Our own suspicion is that Saturday's setback could prove more damaging, in the medium term at least, to Kildare. This is their fifth year under Kieran McGeeney, during which they have transformed from wilting Lilies into one of the most consistently competitive outfits in the country.
But that consistency has, for the most part, been confined to a series of epic qualifier adventures. Leinster and the league have been more hit-and-miss. They were relegated from Division One during Geezer's maiden season and in three subsequent attempts have failed to make it back there.

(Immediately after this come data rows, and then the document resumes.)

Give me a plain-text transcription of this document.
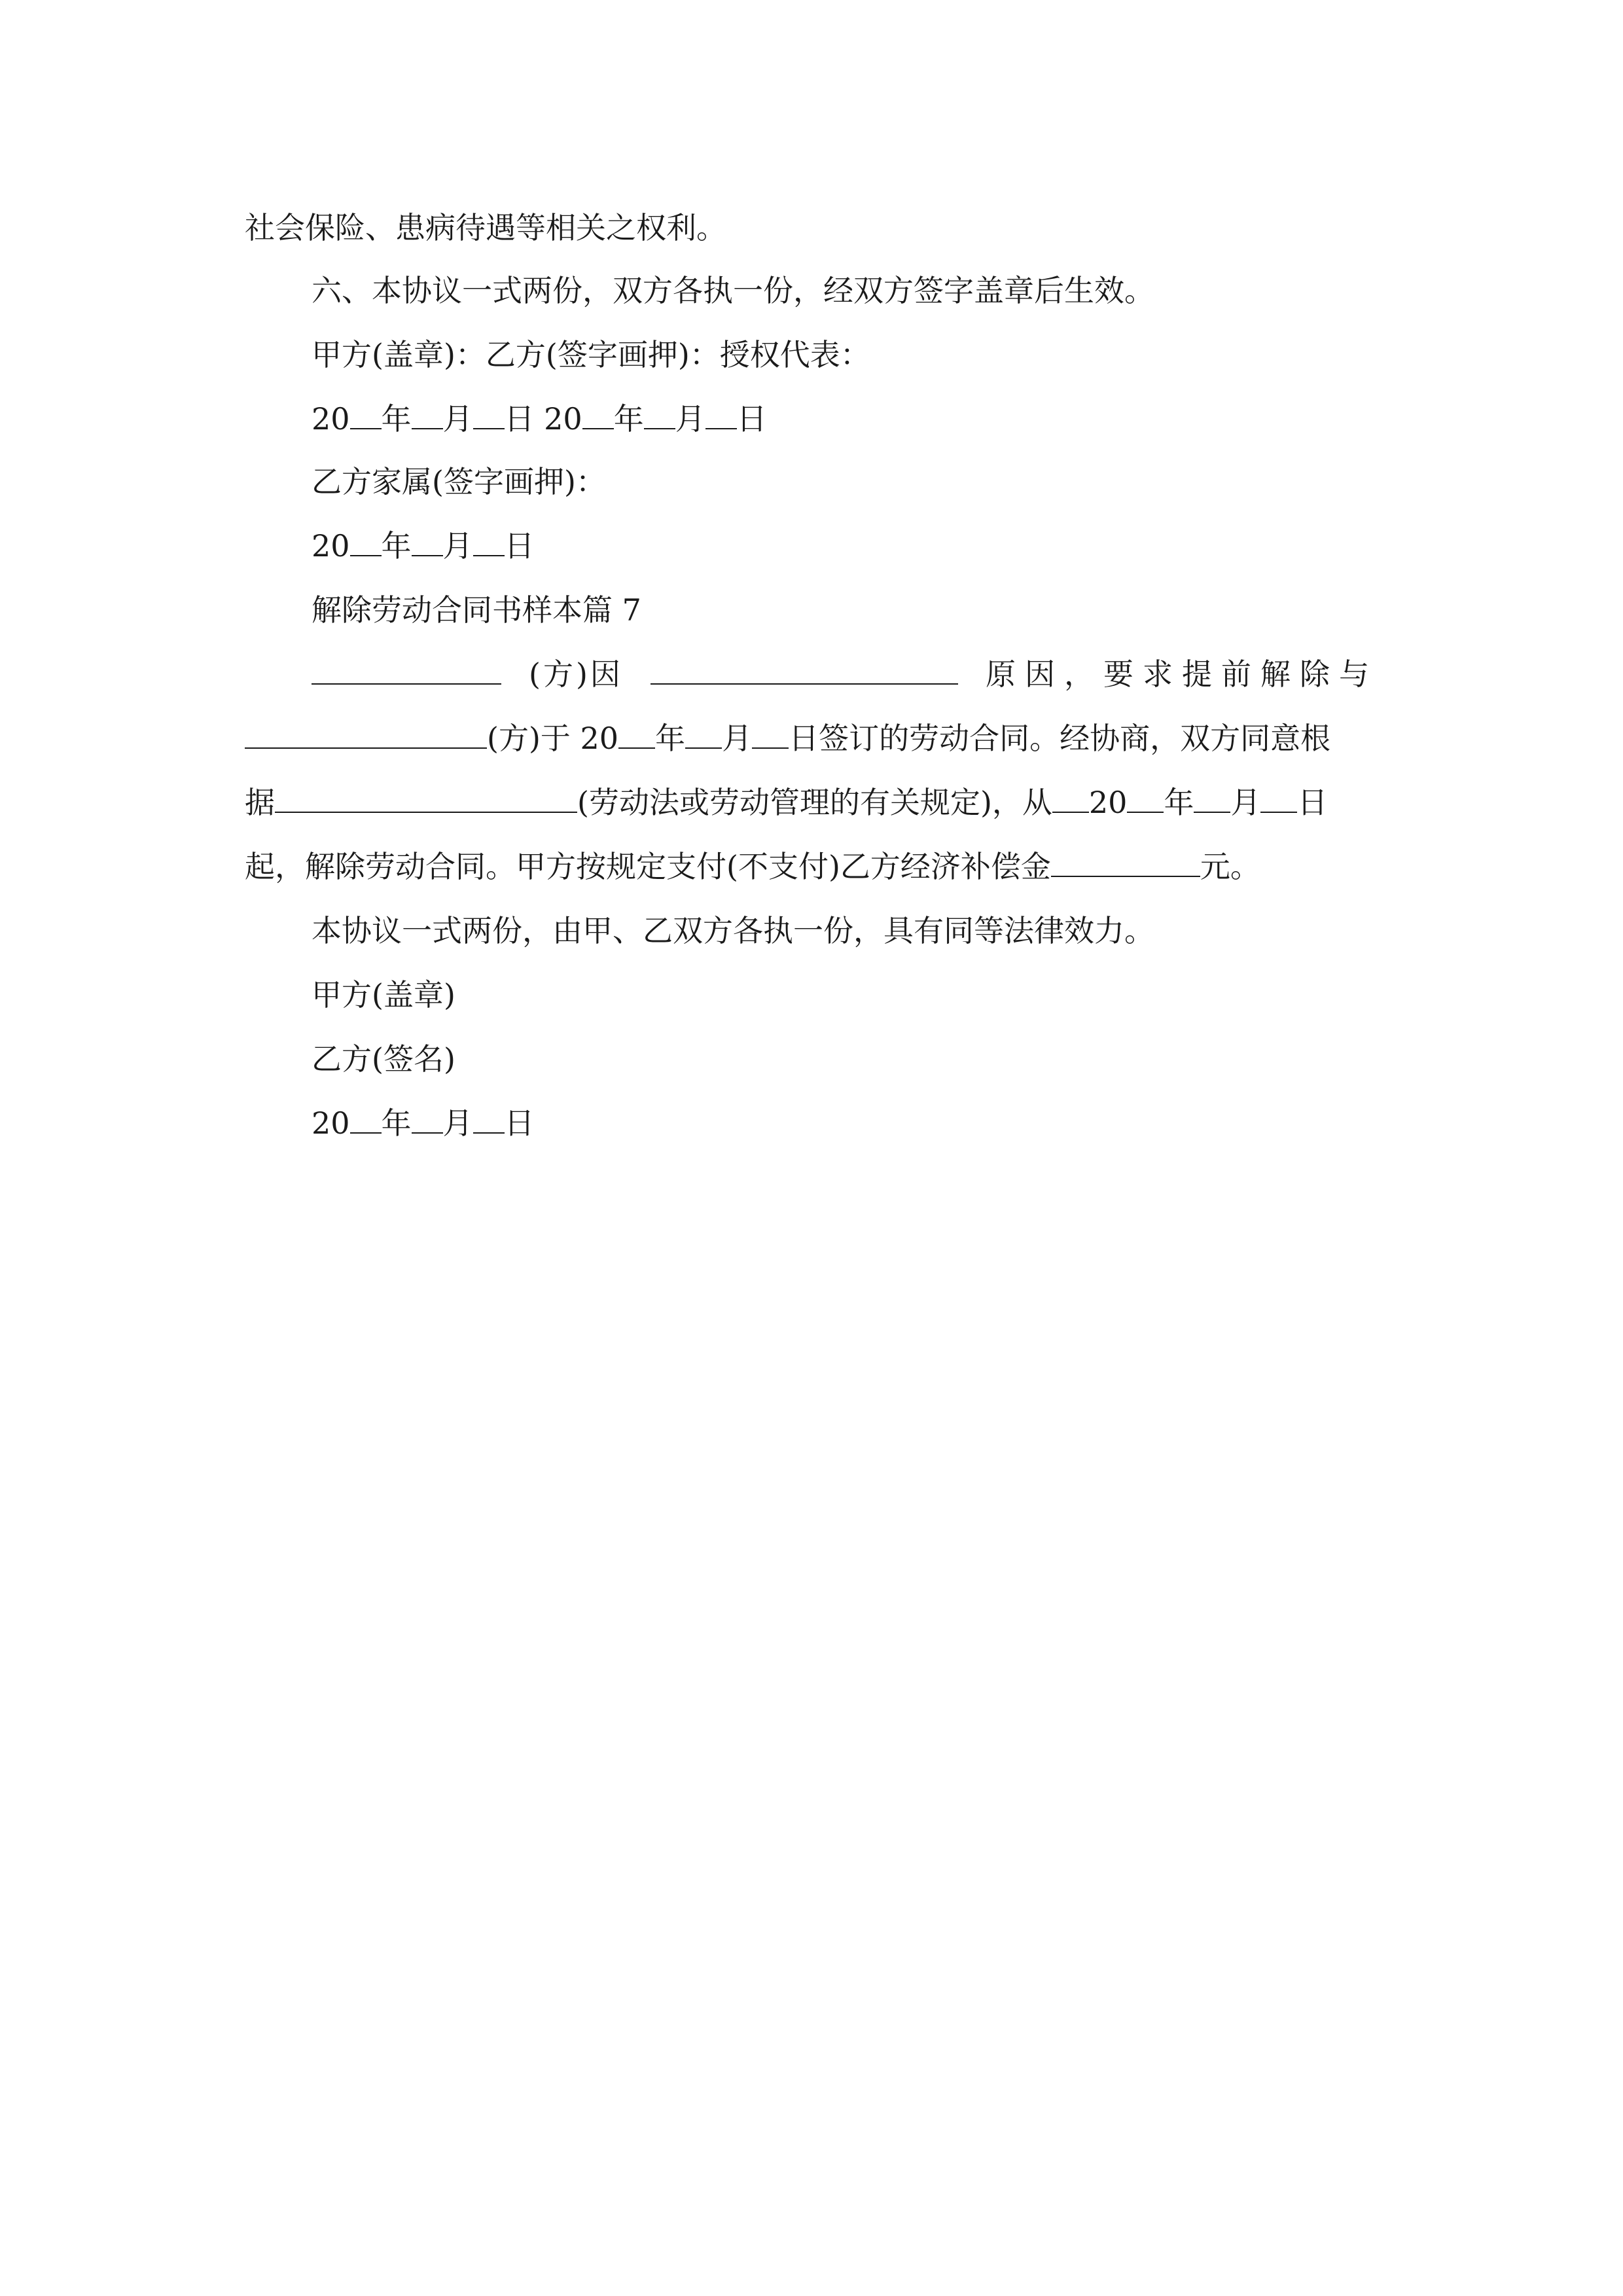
社会保险、患病待遇等相关之权利。
六、本协议一式两份，双方各执一份，经双方签字盖章后生效。
甲方(盖章)：乙方(签字画押)：授权代表：
20 年 月 日 20 年 月 日
乙方家属(签字画押)：
20 年 月 日
解除劳动合同书样本篇 7
(方)因	原因，要求提前解除与
(方)于 20 年 月 日签订的劳动合同。经协商，双方同意根
据	(劳动法或劳动管理的有关规定)，从 20 年 月 日
起，解除劳动合同。甲方按规定支付(不支付)乙方经济补偿金	元。
本协议一式两份，由甲、乙双方各执一份，具有同等法律效力。
甲方(盖章)
乙方(签名)
20 年 月 日
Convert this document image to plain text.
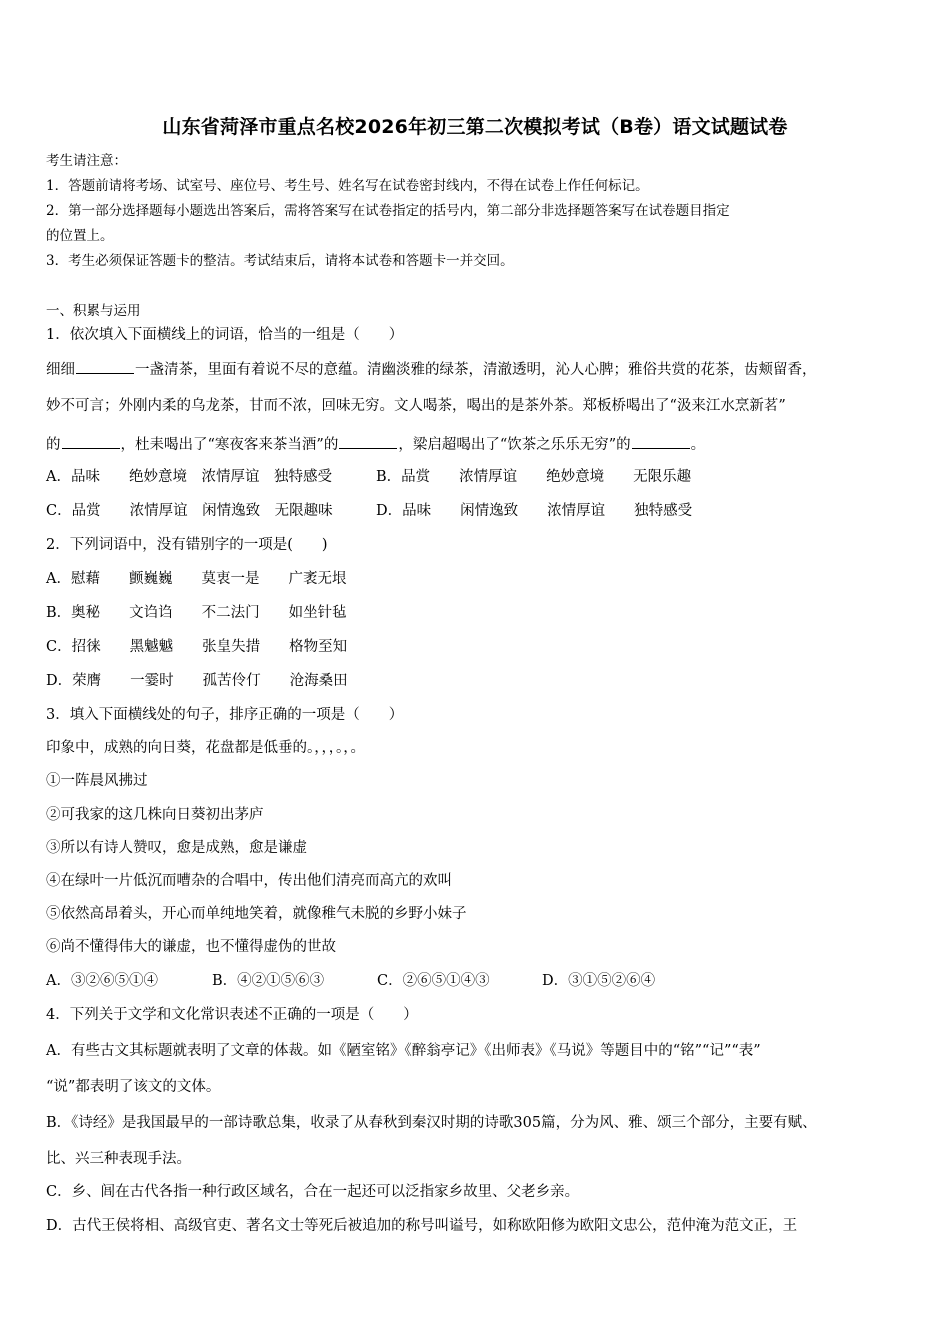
山东省菏泽市重点名校2026年初三第二次模拟考试（B卷）语文试题试卷
考生请注意：
1．答题前请将考场、试室号、座位号、考生号、姓名写在试卷密封线内，不得在试卷上作任何标记。
2．第一部分选择题每小题选出答案后，需将答案写在试卷指定的括号内，第二部分非选择题答案写在试卷题目指定
的位置上。
3．考生必须保证答题卡的整洁。考试结束后，请将本试卷和答题卡一并交回。
一、积累与运用
1．依次填入下面横线上的词语，恰当的一组是（　　）
细细	一盏清茶，里面有着说不尽的意蕴。清幽淡雅的绿茶，清澈透明，沁人心脾；雅俗共赏的花茶，齿颊留香，
妙不可言；外刚内柔的乌龙茶，甘而不浓，回味无穷。文人喝茶，喝出的是茶外茶。郑板桥喝出了“汲来江水烹新茗”
的	，杜耒喝出了“寒夜客来茶当酒”的	，梁启超喝出了“饮茶之乐乐无穷”的	。
A．品味　　绝妙意境　浓情厚谊　独特感受	B．品赏　　浓情厚谊　　绝妙意境　　无限乐趣
C．品赏　　浓情厚谊　闲情逸致　无限趣味	D．品味　　闲情逸致　　浓情厚谊　　独特感受
2．下列词语中，没有错别字的一项是(　　)
A．慰藉　　颤巍巍　　莫衷一是　　广袤无垠
B．奥秘　　文诌诌　　不二法门　　如坐针毡
C．招徕　　黑魆魆　　张皇失措　　格物至知
D．荣膺　　一霎时　　孤苦伶仃　　沧海桑田
3．填入下面横线处的句子，排序正确的一项是（　　）
印象中，成熟的向日葵，花盘都是低垂的。，，，。，。
①一阵晨风拂过
②可我家的这几株向日葵初出茅庐
③所以有诗人赞叹，愈是成熟，愈是谦虚
④在绿叶一片低沉而嘈杂的合唱中，传出他们清亮而高亢的欢叫
⑤依然高昂着头，开心而单纯地笑着，就像稚气未脱的乡野小妹子
⑥尚不懂得伟大的谦虚，也不懂得虚伪的世故
A．③②⑥⑤①④	B．④②①⑤⑥③	C．②⑥⑤①④③	D．③①⑤②⑥④
4．下列关于文学和文化常识表述不正确的一项是（　　）
A．有些古文其标题就表明了文章的体裁。如《陋室铭》《醉翁亭记》《出师表》《马说》等题目中的“铭”“记”“表”
“说”都表明了该文的文体。
B．《诗经》是我国最早的一部诗歌总集，收录了从春秋到秦汉时期的诗歌305篇，分为风、雅、颂三个部分，主要有赋、
比、兴三种表现手法。
C．乡、闾在古代各指一种行政区域名，合在一起还可以泛指家乡故里、父老乡亲。
D．古代王侯将相、高级官吏、著名文士等死后被追加的称号叫谥号，如称欧阳修为欧阳文忠公，范仲淹为范文正，王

As with last year, they hit the O'Byrne Cup ground running but then couldn't quite sustain it. Moreover, one of only three home league fixtures was Saturday's opener, switched to 'neutral' Croke Park -- which means four of their last six games are on the road. Little wonder their Division Two title odds have drifted, from first to third-favourites at 4/1.
True, Kildare's championship fate is not inextricably linked to their spring progress, but you get the sense that at this stage of their development, they need to be playing top-flight league football.
They also need to be lifting some silverware, even a Division Two title, preferably a Leinster crown, if only for their own self-confidence presuming they make it back to their customary quarter-final hitching post.
Dublin, clearly, are in a different place right now. All-Ireland champions have earned the right to suffer the occasional form hangover the following spring. Even if they were to be relegated (and we don't think they will) it wouldn't matter to the masses once Dublin put up a valiant and sustained defence of Sam.
To make it two-in-a-row, such a rare phenomenon nowadays, would be bonus territory on an epic scale.
But if the past few years have taught Pat Gilroy (pictured left) anything, it is that digging out league wins -- especially at forbidding, faraway venues -- is an invaluable trait when it comes to team-building and morale.
It's not a habit they should relinquish without a fight. That's why McHale Park next Saturday could yet prove a significant night for the Dubs.